Reality series starring the Sooke family premiering Thursday night
Big Timber, an eight-episode reality TV series, follows the logging business of the Sooke-based Wenstob family.
At first glance, big wood is a reality TV series about trees — big trees. But it’s also about the people who felled them and the family selling them, namely Kevin Wenstob and Sarah Fleming, who own and operate the Sooke-based logging and milling operation, Wenstob Timber Resources.
The married couple and their extended family were introduced to the public on the History Canada network two years ago, when the first season of big wood created. Much like other “professional reality” shows on the network – ice road Truckers, for example – the initial appeal to viewers was the mix of inherent danger and simple humor. Wenstob is the centrifugal force behind the family business, and his adventurous spirit as he makes his way through the high-stakes world of lumber production makes television very watchable.
“What we do is unique,” Wenstob said. “The end result is a retail product, so we’re going to get wood, whether it’s on the beach or in the forest, to satisfy the markets we have, which is [building materials]. We have the ability to craft all of these things, and an inventory of things available.
The third season of big wood premieres tonight on History Canada, and Wenstob promises a better product than ever. The first two seasons had great stories, Wenstob said, “but they were diamonds in the rough.” Now, with two years of television experience, big wood offers a smoother product on the screen. “We understand better how it works now, and we understand what it takes to get the story across, so we’re able to pull that off.”
The eight-hour episodes of the upcoming season flowed quite naturally. Wenstob Timber Resources is fully operational, with no end to the possibilities. The company uses tugs and barges, at various stages of the production process, and uses large-scale road construction equipment when logging. There’s also the Sooke-based family sawmill, which sits on a seven-acre plot of land on Idlemore Road and constantly manufactures timber, plus a wharf at Hook Bay near Port Alberni from where huge logs are recovered.

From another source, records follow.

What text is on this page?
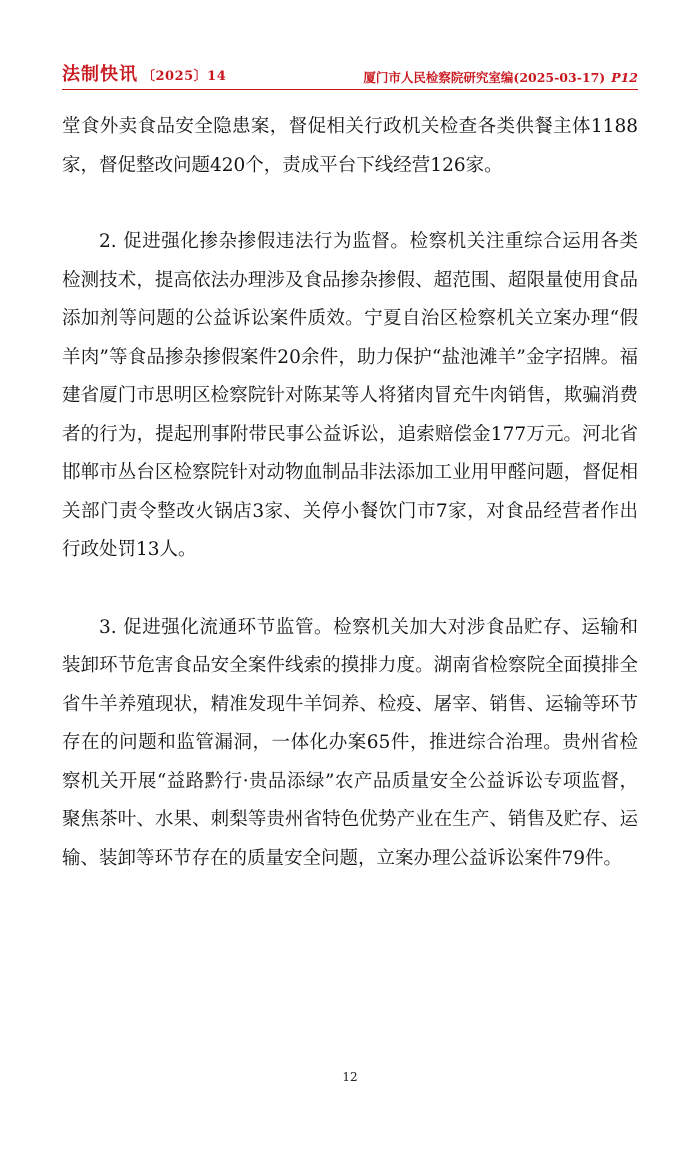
法制快讯 〔2025〕14	厦门市人民检察院研究室编(2025-03-17) P12

堂食外卖食品安全隐患案，督促相关行政机关检查各类供餐主体1188家，督促整改问题420个，责成平台下线经营126家。

2. 促进强化掺杂掺假违法行为监督。检察机关注重综合运用各类检测技术，提高依法办理涉及食品掺杂掺假、超范围、超限量使用食品添加剂等问题的公益诉讼案件质效。宁夏自治区检察机关立案办理“假羊肉”等食品掺杂掺假案件20余件，助力保护“盐池滩羊”金字招牌。福建省厦门市思明区检察院针对陈某等人将猪肉冒充牛肉销售，欺骗消费者的行为，提起刑事附带民事公益诉讼，追索赔偿金177万元。河北省邯郸市丛台区检察院针对动物血制品非法添加工业用甲醛问题，督促相关部门责令整改火锅店3家、关停小餐饮门市7家，对食品经营者作出行政处罚13人。

3. 促进强化流通环节监管。检察机关加大对涉食品贮存、运输和装卸环节危害食品安全案件线索的摸排力度。湖南省检察院全面摸排全省牛羊养殖现状，精准发现牛羊饲养、检疫、屠宰、销售、运输等环节存在的问题和监管漏洞，一体化办案65件，推进综合治理。贵州省检察机关开展“益路黔行·贵品添绿”农产品质量安全公益诉讼专项监督，聚焦茶叶、水果、刺梨等贵州省特色优势产业在生产、销售及贮存、运输、装卸等环节存在的质量安全问题，立案办理公益诉讼案件79件。

12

“Everyone has an idea of what’s going to happen in this season, but our life doesn’t work in seasons,” Wenstob said. “Our life is continuous.”
His main job is to keep the family business, which employs the couple’s two sons, Erik and Jack, and more than a dozen others, busy with projects. When it involves harvesting West Coast cedars up to eight feet in diameter and navigating often perilous situations, it doesn’t take long for something spectacular to happen. That is, there aren’t a lot of meetings with the producers, regarding the pacing and story of each episode.
“The cameramen show up and ask what’s going on.” Essentially, that’s it — that’s the reunion, Wenstob said.
While jobs in Vancouver Island’s forestry sector are down, Wenstob Timber Resources has yet to feel the pinch. “The money is there, the projects are there, the lumber is there,” Wenstob says in an upcoming Season 3 episode, “I just gotta hit hard.” Hit hard, they do, collectively. Millions of dollars are ultimately at stake, which is an almost inconceivable tally, the couple said, given their humble roots.
Both Fleming and Wenstob were born in Vancouver and moved to Vancouver Island at an early age. The two families were close (“My mom used to babysit Kevin,” Fleming laughed) but their paths ultimately sent the couple in opposite directions. Wenstob spent many years in Barkley Sound on the west coast of Vancouver Island, while Fleming grew up in Gordon Head. “She’s a city girl,” Wenstob said with a laugh. “I wore rubber boots from nine to 25.”
Fleming said she often hears stories about the Wenstob family, who scavenged for wood while fishing on the beach in the Tofino-Ucluelet area, doing whatever it took to survive. The family eventually opened a fishing lodge in Barkley Sound, and Fleming worked there as a maid each summer during nursing school. When the couple moved to Victoria, an early version of the logging and sawmilling business began, laying the foundations for big wood In the process.
“It was always so exciting and always so interesting,” Fleming said of her husband’s do-it-all approach. “It seemed obvious that his life and his skills would end up being filmed.”
The third season of big wood premiering today on the History Canada channel.